Working with the Mayor’s Office of the City of Pittsburgh I helped update the city’s brand identity. The direction expressed by the Mayor was a return to some of the historical roots of Pittsburgh’s image. The most prominent example of this direction is a deep blue found in early illustrations of the City Crest added to the more broadly known black and gold.
In the absence of city wide guidelines the many different departments, offices, boards, and other city entities had developed independent looks over the years. This brand does not completely remove the individualized seals, but organizes them more intentionally by operating group in addition to standardizing details such as colors and fonts.
The first use of the new branding was the Mayor’s 2020 budget presentation. Each section of the budget starts with that department’s new seal. For the covers I used stills from a timelapse I captured last year (one predawn and the other post sunrise). Combined with the new blue and gold colors the capital and operating budgets are clearly a set but can be quickly distinguished when referencing.
Communication and coordination between the many groups that are involved in or depend on the yearly Paving Program schedule needed to be reworked to improve efficiency and avoid conflicts. To accomplish this I focused on both our internal schedule planning as well as our external schedule outreach.

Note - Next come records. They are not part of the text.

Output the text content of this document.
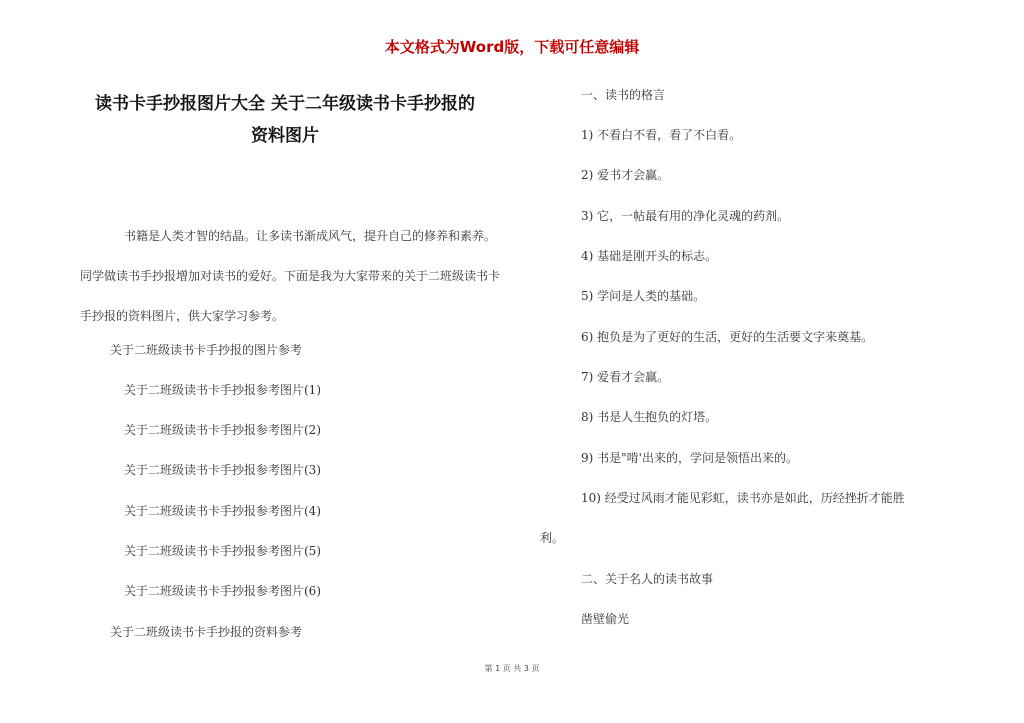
本文格式为Word版，下载可任意编辑

读书卡手抄报图片大全 关于二年级读书卡手抄报的

资料图片

书籍是人类才智的结晶。让多读书渐成风气，提升自己的修养和素养。同学做读书手抄报增加对读书的爱好。下面是我为大家带来的关于二班级读书卡手抄报的资料图片，供大家学习参考。
关于二班级读书卡手抄报的图片参考
关于二班级读书卡手抄报参考图片(1)
关于二班级读书卡手抄报参考图片(2)
关于二班级读书卡手抄报参考图片(3)
关于二班级读书卡手抄报参考图片(4)
关于二班级读书卡手抄报参考图片(5)
关于二班级读书卡手抄报参考图片(6)
关于二班级读书卡手抄报的资料参考
一、读书的格言
1) 不看白不看，看了不白看。
2) 爱书才会赢。
3) 它，一帖最有用的净化灵魂的药剂。
4) 基础是刚开头的标志。
5) 学问是人类的基础。
6) 抱负是为了更好的生活，更好的生活要文字来奠基。
7) 爱看才会赢。
8) 书是人生抱负的灯塔。
9) 书是"啃'出来的，学问是领悟出来的。
10) 经受过风雨才能见彩虹，读书亦是如此，历经挫折才能胜
利。
二、关于名人的读书故事
凿壁偷光
第 1 页 共 3 页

Internal Schedule Planning
To improve internal communication the spreadsheet used to track what streets will be paved needed to be updated and made accessible.
The existing document was hobbled by a lack of tables, preventing any kind of sorting or filtering. As a result information was organized manually, rigidly siloed in seperate sheets. This created a lot of redundancy and opportunities for mistakes to go unnoticed.
In order for this to be a live document updated frequently by multiple contributors it needed to be made more resilient. I consolidated the lists of streets into a single table, added new columns for tracking information such as funding source and material, and created new analysis formulas to take advantage of the new more detailed information.
Weekly Scheduling and Daily Work Tracking
A spreadsheet including work completed, active work, as well as a one week look ahead was created and maintained by our paving contractor. Unfortunately this document lacked contextual information, was not designed for filtering, sorting, or readability, and had no process for recording schedule changes when they occured.
With some attention to the design and usability this document and its valuable schedule information can be shared more broadly with coordinating organizations, stakeholders, and impacted residents. Automated color coding, council district and neighborhood information, as well as a notes column for explaining why a schedule change has occurred combine to make this a useful communications tool.
Paving Outreach Performance
The existing paving schedule outreach focused on communicating a weekly look ahead schedule to impacted residents as well as our partners such as utility companies also scheduling work in the Right-of-Way. In order to test the effectiveness of this format I tracked schedule changes made to the contractor’s work tracking spreadsheet over the course of a few months.
I found that the weekly format is ineffective considering the frequent schedule changes due to logistics and/or inclement weather. Often as many as 80% of the streets in a weekly schedule included dates that were incorrect by the end of that week.
The Civic Leadership Academy is an incredible program offered by the City for civically engaged residents to attend a series of presentations hosted by a large variety of City departments and organizations. To educate the attendees about the Department of Mobility and Infrastructure I worked with a group of coworkers from across our Bureaus and Divisions to present on our many projects, operations, and responsibilities.
The presentation started with an overview of our department mission, goals, and structure. Following that I used local statistics to illustrate our infrastructure footprint and the transportation landscape in the City. Then tag teamed with my coworkers to cover specific examples of our work including long term bridge reconstruction, continual maintenance, new policies, emerging mobility, and more.